As an aside, this reminds me of my post about synchronicity. What is the relationship between apparent coincidence and the subconscious?
Great work. Keep it up.
That’s horrible. Bad dreams every night? Waking up tense every morning? One positive dream in five years? Yuk!
Chicken or egg? Wonder if lack of a decent night’s sleep is the cause of some of your depression, or whether bad dreams are a side effect of whatever it is that makes people depressed.
Wonder what patterns would show up if you went to a sleep lab and had your brain waves recorded overnight. For example, I wonder if you spend more time in REM than most people. Also wonder what would happen if somebody shook your shoulder whenever you started REM, so you could have one night without bad dreams. Would you feel better the next day, or worse? I seem to recall that in the long run REM sleep is necessary, but one night without it would do no harm.
I have dreamt of lost loved ones taking me around town and woken up crying because they’ll never do that in real life again.
Lovely post ❤
I relate to your nightmares strangely… Like there’s nothing worse than knowing that someone who loves your since you first took your breath of air to be declared human being is hell-bent on destroying you. Ugh. In one of my dreams my father tried to get hold of me to get a cure to cure himself, even though he knows that would kill me.
Love talking about dreams, and I’m glad you’re talking about them. Note: read about Jung and Freud – the two psychoanalyst on dreams amongst other things. You’d be interested 🙂
I, too, have often been tormented by my dreams. Even if my dreams aren’t necessarily bad or scary, I usually wake up exhausted and disturbed from my dreaming. Recently, I’ve been learning that my dreams are my brain (and maybe also my soul’s) ways of sorting out things I was trying to and failing to process when I was awake. This understanding doesn’t make my experience any less pleasant, but it allows me the courage to face whatever feelings present themselves as dream residue, rather than disregarding them as irrelevant or imaginary.

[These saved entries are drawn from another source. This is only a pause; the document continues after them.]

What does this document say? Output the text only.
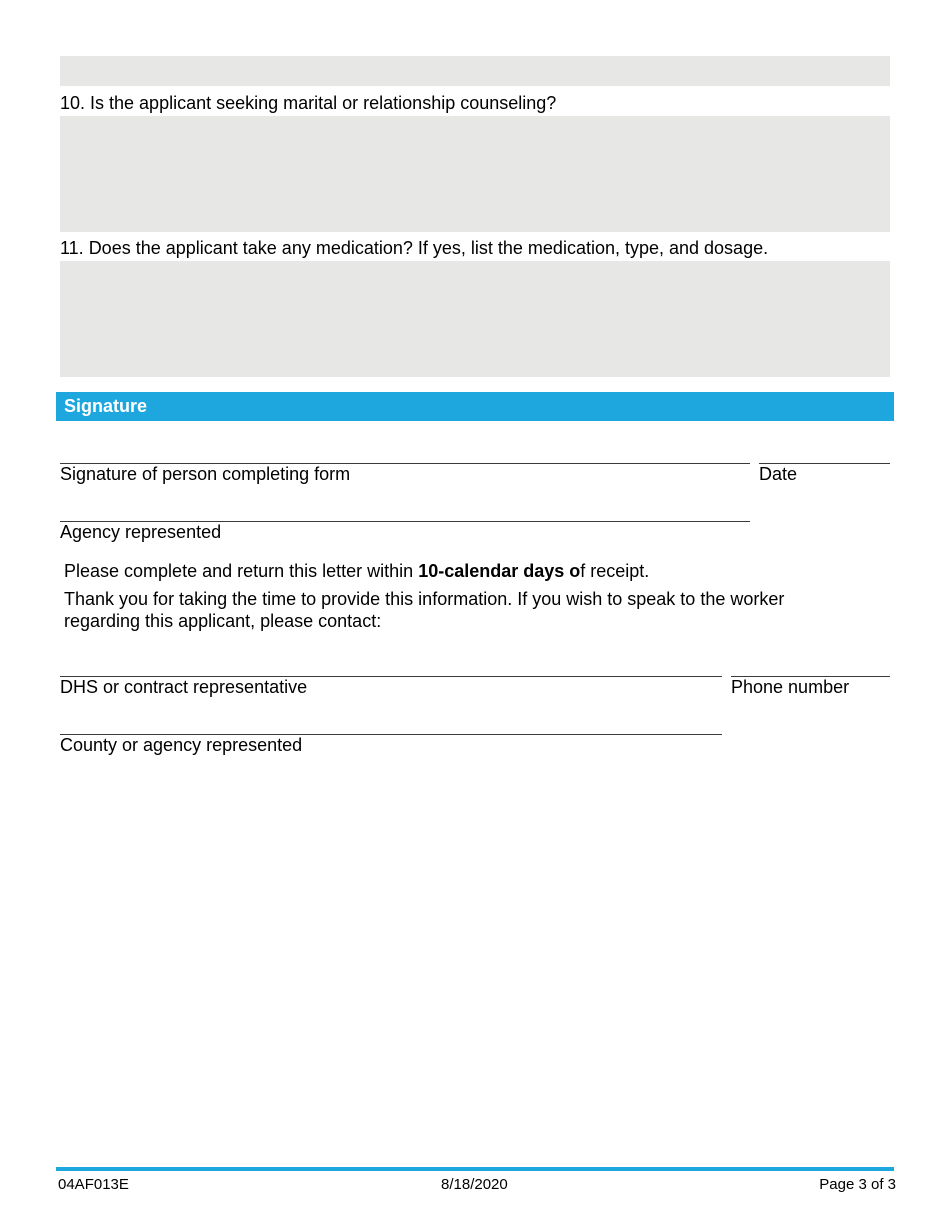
10. Is the applicant seeking marital or relationship counseling?
11. Does the applicant take any medication? If yes, list the medication, type, and dosage.
Signature
Signature of person completing form	Date
Agency represented
Please complete and return this letter within 10-calendar days of receipt.
Thank you for taking the time to provide this information. If you wish to speak to the worker regarding this applicant, please contact:
DHS or contract representative	Phone number
County or agency represented
04AF013E	8/18/2020	Page 3 of 3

I have often been obsessed with dreams myself. I remember one in particular that I had when I was 14 – and this person came and saved me in this dream. It was all very surreal and I had thought of this dream several times over the years but became completely freaked out as when I was in my now-husband’s mothers house for the first time and went and saw his senior picture hanging on the wall… that was the exact face of the person who saved me in my dream at 14.
Then of course there is the dream I had as a little girl where I somehow got caught in a tree and this woman came and made it all right. The woman who saved me was the way I look now as an adult.
Dreams are so powerful… and apparently in my case insightful.
Your post was incredible and apparently got me thinking about things I haven’t thought of for a while.
So beautiful written. Your writing/story-telling is so candid and accurate. I’ve learnt a lot from this; thank you.
On those, I just keep thinking about the things our brain is either telling us or just cleaning up its buffer.What I can say, though, is that many times, I am glad I was just dreaming. Some feelings stay with me during the day… sometimes.
Reblogged this on Amy Ripley.
I too often wonder the purpose of dreams. I try to interpret the stranger dreams I have and to understand common dream symbols for me (black dogs, occasional violence, wolves, recurring dreams of ships, holes in the ground). What I want to know is this: Do you often get the sensation when you are awake that you have already dreamt something which you are presently experiencing? Like dejavu yet different?
Thank you. This is why I hate sleeping. I watched a TED talk last week about the restoritve power of sleep. I yelled at the TV. How is being terrorized restorative? I’m glad I’m not alone.